4. The rotor block per claim 1, wherein the openings are free at the side, wherein the rotor is taken out from the side after the at least one of plain bearings and anti-friction bearings are removed sideways.

5. The rotor block per claim 1, wherein the openings have a cross-sectional shape resembling a keyhole.

6. The rotor block per claim 1, wherein the openings have a circular upper region to accommodate the at least one of plain bearings and anti-friction bearings.

7. The rotor block per claim 6, wherein the openings have a lower region forming an angle, said angle being open to the side and joined to the circular upper region at the narrowing.

8. The rotor block per claim 6, wherein a cross section of the circular upper region of the openings comprises approximately three quarters of a circle.

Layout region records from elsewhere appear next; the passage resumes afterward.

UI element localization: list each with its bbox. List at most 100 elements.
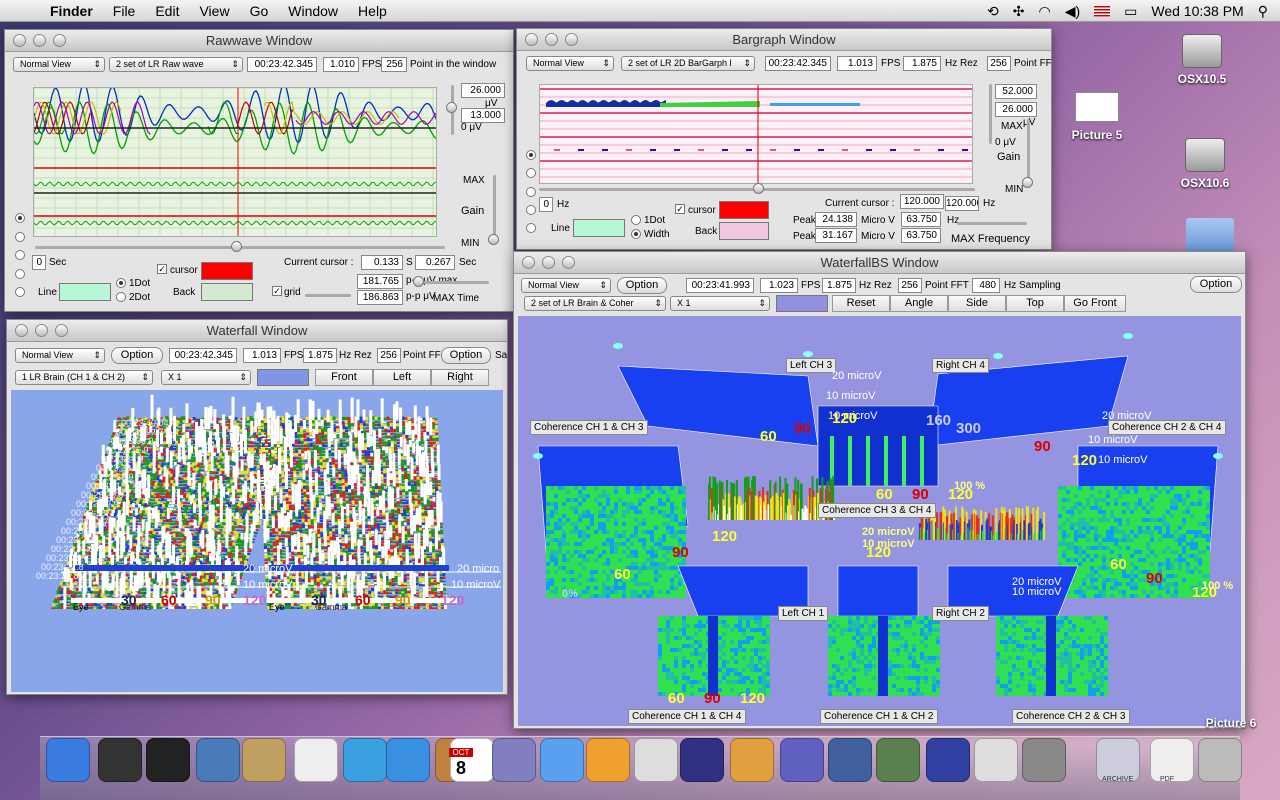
- cursor-field-1[interactable]: 0.133: [361, 255, 403, 270]
- max-freq-slider[interactable]: [957, 222, 1027, 225]
- desktop-file-picture5[interactable]: Picture 5: [1062, 92, 1132, 142]
- front-button[interactable]: Front: [315, 369, 373, 386]
- freq-knob[interactable]: [753, 183, 764, 194]
- view-select[interactable]: Normal View: [15, 348, 105, 363]
- left-button[interactable]: Left: [373, 369, 431, 386]
- close-icon[interactable]: [13, 34, 26, 47]
- fps-field[interactable]: 1.010: [323, 57, 359, 72]
- gain-knob[interactable]: [1022, 177, 1033, 188]
- max-field[interactable]: 52.000: [995, 84, 1037, 99]
- channel-radio-5[interactable]: [526, 223, 536, 233]
- channel-radio-3[interactable]: [15, 250, 25, 260]
- cursor-field-2[interactable]: 120.000: [945, 196, 979, 211]
- time-field[interactable]: 00:23:42.345: [247, 57, 317, 72]
- gain-slider[interactable]: [1027, 119, 1030, 184]
- spotlight-icon[interactable]: ⚲: [1258, 3, 1268, 20]
- desktop-disk-osx106[interactable]: OSX10.6: [1170, 138, 1240, 190]
- cursor-color-swatch[interactable]: [201, 262, 253, 280]
- waterfall-plot[interactable]: 00:23:40.047 00:23:39.97 00:23:38.9 00:23:3…: [11, 390, 503, 692]
- max-time-knob[interactable]: [413, 276, 424, 287]
- time-field[interactable]: 00:23:42.345: [765, 56, 831, 71]
- rawwave-plot[interactable]: [33, 87, 437, 237]
- channel-select[interactable]: 1 LR Brain (CH 1 & CH 2): [15, 370, 153, 385]
- fps-field[interactable]: 1.013: [837, 56, 877, 71]
- channel-radio-4[interactable]: [15, 269, 25, 279]
- two-dot-radio[interactable]: [116, 292, 126, 302]
- pp-field-1[interactable]: 181.765: [357, 274, 403, 289]
- menu-view[interactable]: View: [189, 0, 239, 22]
- one-dot-radio[interactable]: [631, 215, 641, 225]
- back-color-swatch[interactable]: [719, 222, 769, 240]
- desktop-file-picture6[interactable]: Picture 6: [1196, 716, 1266, 730]
- scale-slider[interactable]: [989, 84, 992, 144]
- menu-edit[interactable]: Edit: [145, 0, 189, 22]
- wifi-icon[interactable]: ◠: [1038, 3, 1050, 20]
- bargraph-plot[interactable]: [539, 84, 973, 184]
- channel-radio-2[interactable]: [526, 168, 536, 178]
- cursor-checkbox[interactable]: ✓: [675, 204, 685, 214]
- time-field[interactable]: 00:23:42.345: [169, 348, 237, 363]
- points-field[interactable]: 256: [381, 57, 407, 72]
- pp-field-2[interactable]: 186.863: [357, 290, 403, 305]
- line-color-swatch[interactable]: [573, 219, 625, 237]
- set-select[interactable]: 2 set of LR Raw wave: [109, 57, 243, 72]
- channel-radio-5[interactable]: [15, 287, 25, 297]
- channel-radio-3[interactable]: [526, 187, 536, 197]
- line-color-swatch[interactable]: [59, 283, 111, 301]
- mv-field-2[interactable]: 63.750: [901, 228, 941, 243]
- cursor-field[interactable]: 120.000: [900, 194, 944, 209]
- minimize-icon[interactable]: [33, 34, 46, 47]
- max-time-slider[interactable]: [415, 281, 489, 284]
- menu-app-name[interactable]: Finder: [40, 0, 103, 22]
- peak-field-2[interactable]: 31.167: [815, 228, 857, 243]
- time-knob[interactable]: [231, 241, 242, 252]
- fps-field[interactable]: 1.013: [243, 348, 281, 363]
- flag-icon[interactable]: [1094, 5, 1111, 17]
- hz-rez-field[interactable]: 1.875: [303, 348, 337, 363]
- fft-field[interactable]: 256: [377, 348, 401, 363]
- cursor-field-2[interactable]: 0.267: [415, 255, 455, 270]
- menu-help[interactable]: Help: [348, 0, 397, 22]
- hz-field[interactable]: 0: [539, 197, 553, 212]
- folder-icon[interactable]: [1186, 218, 1234, 252]
- grid-slider[interactable]: [305, 294, 351, 297]
- desktop-disk-osx105[interactable]: OSX10.5: [1170, 34, 1234, 86]
- bluetooth-icon[interactable]: ✣: [1013, 3, 1025, 20]
- max-field[interactable]: 26.000: [461, 83, 505, 98]
- menu-window[interactable]: Window: [278, 0, 348, 22]
- window-titlebar[interactable]: Rawwave Window: [5, 30, 513, 52]
- channel-radio-1[interactable]: [526, 150, 536, 160]
- option-button[interactable]: Option: [111, 347, 163, 364]
- close-icon[interactable]: [15, 324, 28, 337]
- mv-field-1[interactable]: 63.750: [901, 212, 941, 227]
- close-icon[interactable]: [525, 33, 538, 46]
- zoom-icon[interactable]: [565, 33, 578, 46]
- back-color-swatch[interactable]: [201, 283, 253, 301]
- grid-checkbox[interactable]: ✓: [272, 286, 282, 296]
- min-field[interactable]: 13.000: [461, 108, 505, 123]
- background-color-swatch[interactable]: [257, 369, 309, 386]
- scale-knob[interactable]: [446, 102, 457, 113]
- view-select[interactable]: Normal View: [526, 56, 614, 71]
- width-radio[interactable]: [631, 229, 641, 239]
- zoom-select[interactable]: X 1: [161, 370, 251, 385]
- channel-radio-1[interactable]: [15, 213, 25, 223]
- channel-radio-2[interactable]: [15, 232, 25, 242]
- time-machine-icon[interactable]: ⟲: [987, 3, 999, 20]
- window-titlebar[interactable]: Waterfall Window: [7, 320, 507, 342]
- battery-icon[interactable]: ▭: [1124, 3, 1137, 20]
- channel-radio-4[interactable]: [526, 205, 536, 215]
- volume-icon[interactable]: ◀): [1065, 3, 1080, 20]
- minimize-icon[interactable]: [545, 33, 558, 46]
- minimize-icon[interactable]: [35, 324, 48, 337]
- min-field[interactable]: 26.000: [995, 102, 1037, 117]
- sec-field[interactable]: 0: [32, 255, 46, 270]
- option-button-2[interactable]: Option: [441, 347, 491, 364]
- zoom-icon[interactable]: [55, 324, 68, 337]
- one-dot-radio[interactable]: [116, 278, 126, 288]
- fft-field[interactable]: 256: [987, 56, 1011, 71]
- menu-go[interactable]: Go: [240, 0, 279, 22]
- gain-knob[interactable]: [488, 234, 499, 245]
- menu-clock[interactable]: Wed 10:38 PM: [1151, 3, 1243, 19]
- window-titlebar[interactable]: Bargraph Window: [517, 29, 1051, 51]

9. The rotor block per claim 1, wherein the side is pointing downward.

10. The rotor block per claim 1, wherein the at least one connection surface is a top connection surface.

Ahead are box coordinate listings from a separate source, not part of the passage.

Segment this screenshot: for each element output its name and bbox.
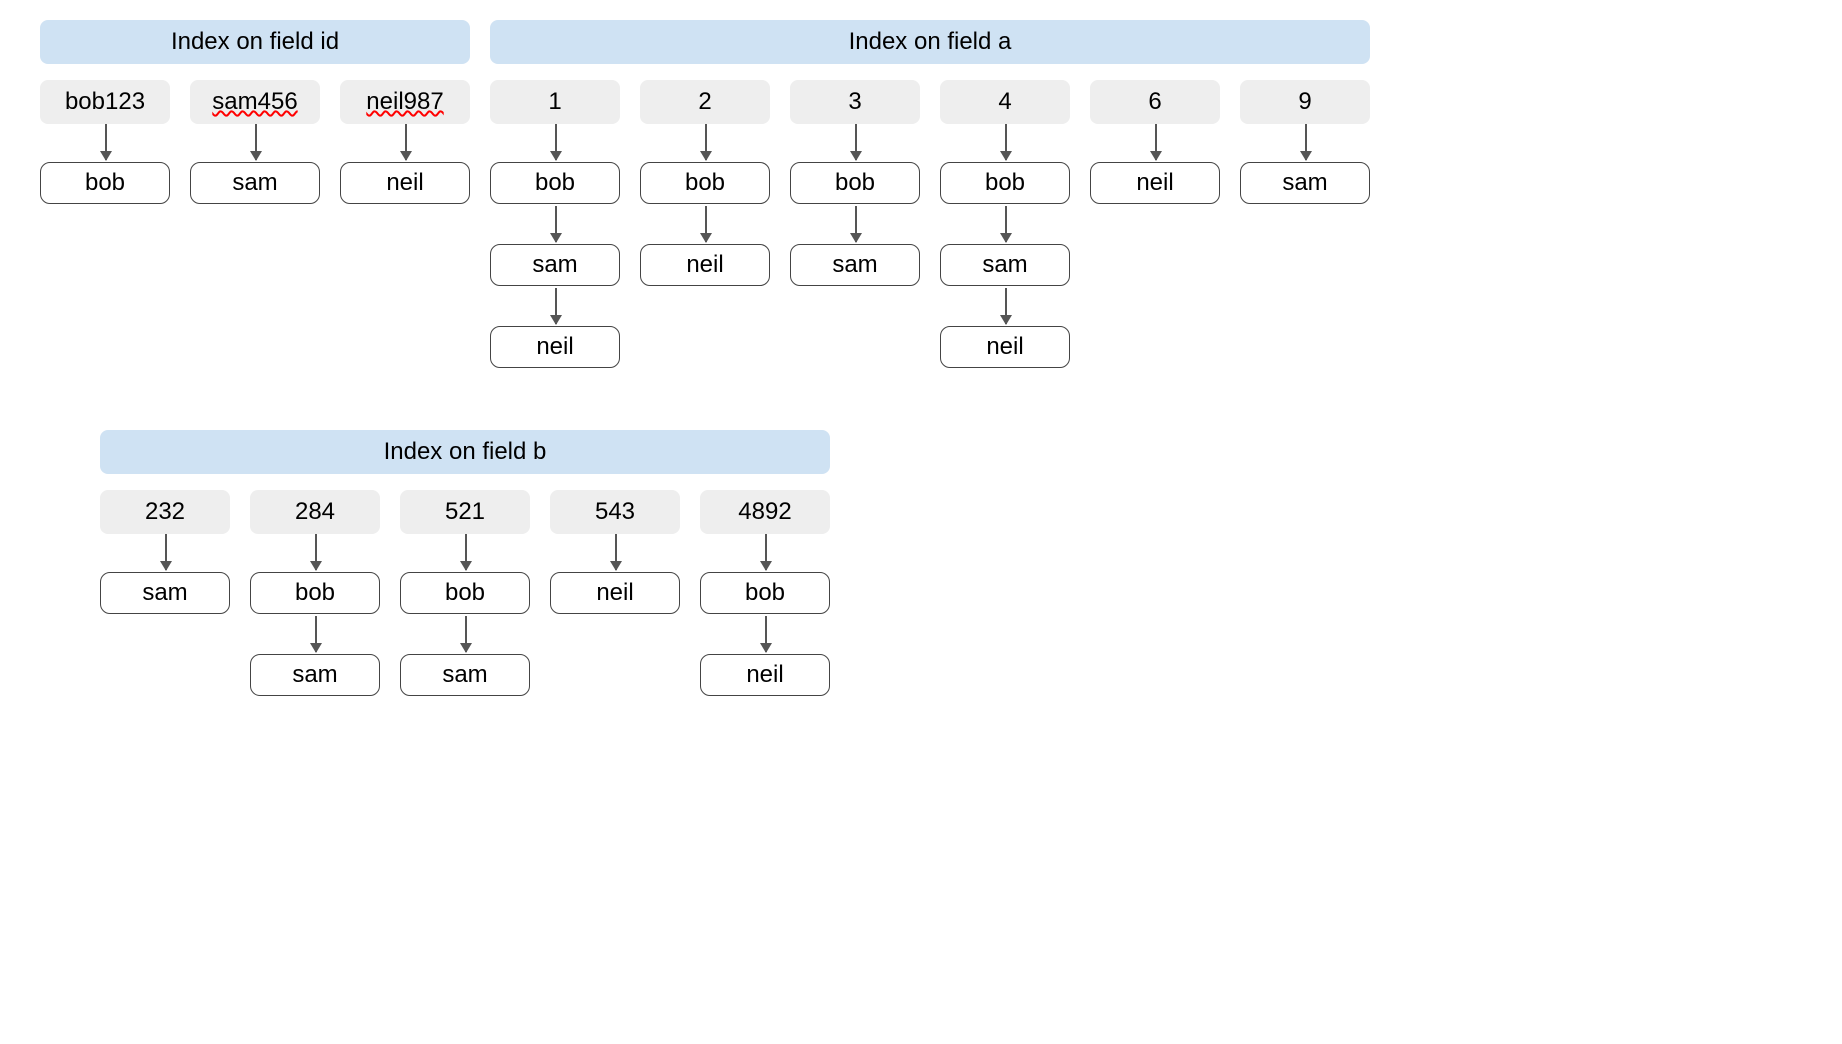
arrow-icon [465,534,467,570]
index-id-value: neil [340,162,470,204]
index-b-key: 521 [400,490,530,534]
index-b-header: Index on field b [100,430,830,474]
arrow-icon [765,616,767,652]
index-a-value: sam [940,244,1070,286]
arrow-icon [405,124,407,160]
arrow-icon [1005,124,1007,160]
index-a-group: Index on field a [490,20,1370,64]
arrow-icon [705,206,707,242]
arrow-icon [855,206,857,242]
index-b-value: bob [700,572,830,614]
index-a-value: neil [640,244,770,286]
index-a-value: bob [640,162,770,204]
index-a-value: neil [940,326,1070,368]
index-b-value: neil [700,654,830,696]
index-id-header: Index on field id [40,20,470,64]
index-a-key: 3 [790,80,920,124]
arrow-icon [855,124,857,160]
key-label: sam456 [212,88,297,115]
index-b-key: 232 [100,490,230,534]
arrow-icon [255,124,257,160]
index-b-key: 4892 [700,490,830,534]
index-a-key: 9 [1240,80,1370,124]
index-a-value: sam [490,244,620,286]
index-b-value: bob [400,572,530,614]
arrow-icon [705,124,707,160]
arrow-icon [555,124,557,160]
arrow-icon [555,288,557,324]
index-id-key: bob123 [40,80,170,124]
arrow-icon [1305,124,1307,160]
arrow-icon [555,206,557,242]
index-b-group: Index on field b [100,430,830,474]
index-b-value: neil [550,572,680,614]
arrow-icon [615,534,617,570]
arrow-icon [105,124,107,160]
index-a-header: Index on field a [490,20,1370,64]
index-b-value: sam [100,572,230,614]
index-id-value: bob [40,162,170,204]
index-b-value: bob [250,572,380,614]
index-a-key: 1 [490,80,620,124]
index-b-value: sam [250,654,380,696]
key-label: bob123 [65,88,145,115]
arrow-icon [165,534,167,570]
arrow-icon [1005,288,1007,324]
arrow-icon [465,616,467,652]
arrow-icon [1005,206,1007,242]
index-id-value: sam [190,162,320,204]
index-a-key: 4 [940,80,1070,124]
index-a-key: 2 [640,80,770,124]
key-label: neil987 [366,88,443,115]
arrow-icon [1155,124,1157,160]
index-id-key: neil987 [340,80,470,124]
index-a-key: 6 [1090,80,1220,124]
arrow-icon [315,534,317,570]
index-a-value: neil [490,326,620,368]
arrow-icon [315,616,317,652]
index-a-value: bob [940,162,1070,204]
index-a-value: neil [1090,162,1220,204]
arrow-icon [765,534,767,570]
index-b-key: 284 [250,490,380,534]
index-a-value: sam [1240,162,1370,204]
index-b-value: sam [400,654,530,696]
index-a-value: bob [490,162,620,204]
index-id-group: Index on field id [40,20,470,64]
index-id-key: sam456 [190,80,320,124]
index-b-key: 543 [550,490,680,534]
index-a-value: bob [790,162,920,204]
index-a-value: sam [790,244,920,286]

11. The rotor block per claim 3, wherein the openings are free at the side, wherein the rotor is taken out from the side after the at least one of plain bearings and anti-friction bearings are removed sideways.

12. The rotor block per claim 11, wherein the openings have a cross-sectional shape resembling a keyhole.

13. The rotor block per claim 12, wherein the openings have a circular upper region to accommodate the at least one of plain bearings and anti-friction bearings.

14. The rotor block per claim 13, wherein the openings have a lower region forming an angle, said angle being open to the side and joined to the circular upper region at the narrowing.

15. The rotor block per claim 14, wherein a cross section of the circular upper region of the openings comprises approximately three quarters of a circle.

16. The rotor block per claim 15, wherein the side is facing downward.

17. The rotor block per claim 16, wherein the at least one connection surface is a top connection surface.

18. A rotor block, comprising:

a housing having at least one connection surface, said at least one connection surface adapted to absorb a load;

a plurality of pivot bearing seats for at least one of plain bearings and anti-friction bearings, said bearings designed to support a rotor, wherein the at least one of plain bearings and antifriction bearings are dismantled from an exterior of the housing and the rotor is dismantled from a side of the housing transverse to the bearings to dismount the rotor from the housing;

wherein the plurality of pivot bearing seats are adapted to form openings directly configured in the housing wall, said openings each formed from a segment greater than a semicircle around the at least one of plain bearings and anti-friction bearings, said segment having an open section on one side in relation to said bearings to form a narrowing, wherein the at least one of plain bearings and anti-friction bearings are smaller than the openings and larger than the narrowing; and

wherein the openings are free at the side to allow removal of the at least one of plain bearings and anti-friction bearings and the rotor from the side.

19. The rotor block per claim 18, wherein the openings have a circular upper region to accommodate the at least one of plain bearings and anti-friction bearings.

20. The rotor block per claim 19, wherein the openings have a lower region forming an angle, said angle being open to the side and joined to the circular upper region at the narrowing.